Les tests dans tout ça

Lors de l’arrivée de la maladie, les médecins généralistes étaient rationnés à cinq tests de dépistage par jour. Etant donné qu’ils n’en faisaient pas autant par jour, la plupart des cabinets en possèdent encore. Ces tests peuvent être prescrits dans des cas bien précis. Grâce à leur utilisation, les statistiques nationales démontrent que seulement 13% des personnes testées sont positives. «A l’image de la Corée du Sud qui est le premier pays à enrayer le virus grâce à un service de dépistage en masse, on voit que la tendance est d’aller dans ce sens», conclut le médecin de Cully.
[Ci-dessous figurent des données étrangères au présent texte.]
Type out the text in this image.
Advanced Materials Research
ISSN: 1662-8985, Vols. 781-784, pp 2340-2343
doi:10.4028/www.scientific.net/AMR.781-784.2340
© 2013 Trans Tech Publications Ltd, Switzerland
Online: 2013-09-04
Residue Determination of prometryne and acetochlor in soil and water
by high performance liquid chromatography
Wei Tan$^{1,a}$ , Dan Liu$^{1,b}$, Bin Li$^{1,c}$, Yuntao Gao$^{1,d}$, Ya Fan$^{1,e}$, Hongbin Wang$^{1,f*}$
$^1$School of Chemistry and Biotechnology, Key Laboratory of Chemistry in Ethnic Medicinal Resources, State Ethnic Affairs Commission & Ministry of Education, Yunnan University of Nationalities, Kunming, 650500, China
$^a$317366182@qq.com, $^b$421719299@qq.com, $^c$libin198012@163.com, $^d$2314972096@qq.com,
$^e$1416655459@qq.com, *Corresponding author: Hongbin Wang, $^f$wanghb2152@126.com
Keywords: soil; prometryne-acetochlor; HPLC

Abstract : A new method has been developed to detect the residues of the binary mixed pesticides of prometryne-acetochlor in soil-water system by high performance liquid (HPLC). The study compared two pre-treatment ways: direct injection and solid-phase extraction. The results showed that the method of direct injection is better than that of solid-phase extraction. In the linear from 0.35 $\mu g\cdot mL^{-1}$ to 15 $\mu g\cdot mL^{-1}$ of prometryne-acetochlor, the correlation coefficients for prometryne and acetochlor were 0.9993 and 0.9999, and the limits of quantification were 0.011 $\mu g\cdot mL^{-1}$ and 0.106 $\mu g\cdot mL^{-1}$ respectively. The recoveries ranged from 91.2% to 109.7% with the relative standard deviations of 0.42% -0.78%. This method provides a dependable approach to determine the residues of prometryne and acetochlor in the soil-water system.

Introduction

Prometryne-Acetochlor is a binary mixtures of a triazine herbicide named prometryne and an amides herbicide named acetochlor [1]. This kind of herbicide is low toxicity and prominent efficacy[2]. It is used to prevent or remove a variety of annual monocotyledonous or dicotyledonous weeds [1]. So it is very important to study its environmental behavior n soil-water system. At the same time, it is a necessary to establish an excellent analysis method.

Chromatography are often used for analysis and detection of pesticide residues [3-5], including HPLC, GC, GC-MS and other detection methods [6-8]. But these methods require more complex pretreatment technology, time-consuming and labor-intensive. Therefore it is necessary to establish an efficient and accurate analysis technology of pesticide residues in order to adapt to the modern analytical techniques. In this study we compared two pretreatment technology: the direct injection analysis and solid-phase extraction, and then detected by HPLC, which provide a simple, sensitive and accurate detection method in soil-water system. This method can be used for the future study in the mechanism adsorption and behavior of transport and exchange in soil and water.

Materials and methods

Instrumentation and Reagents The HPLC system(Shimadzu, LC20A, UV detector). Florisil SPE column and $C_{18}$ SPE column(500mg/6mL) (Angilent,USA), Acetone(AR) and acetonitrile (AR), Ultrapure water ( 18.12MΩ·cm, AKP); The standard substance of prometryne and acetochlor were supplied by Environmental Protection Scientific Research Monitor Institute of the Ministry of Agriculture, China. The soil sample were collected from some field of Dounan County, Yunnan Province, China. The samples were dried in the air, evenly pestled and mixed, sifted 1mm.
Une nouvelle plutôt positive démontre que la courbe d’infection se stabilise en Suisse et n’est donc plus exponentielle. Une information à prendre avec précaution, car il ne faut pas relâcher la prudence avec le printemps qui frappe à la porte des citoyens. 

Il n’y a pas que le coronavirus

«Confrontés dans un premier temps à une restrictive limitant leurs activités aux seules urgences, les généralistes doivent désormais maintenir une médecine de premier recours», rappelle le président de la société vaudoise de médecine (SVM), le docteur Eggimann. Entretenir une médecine générale et spécialisée est jugée nécessaire pour la SVM pour deux raisons: la première, d’ordre sanitaire, pour éviter que des malades non pris en charge ne voient leur état s’aggraver et nécessiter une hospitalisation au plus mauvais moment. La deuxième, d’un point de vue économique, pour éviter un risque de faillite de certains cabinets médicaux. Les salles d’attente quasi désertes ne permettent plus de payer les coûts fixes. Pour conclure, on peut se rendre sans risque chez son médecin. Malgré le fait que les contrôles médicaux soient espacés et que seuls les cas les plus importants soient admis, il est important d’appeler son médecin traitant lorsque l’on en ressent le besoin.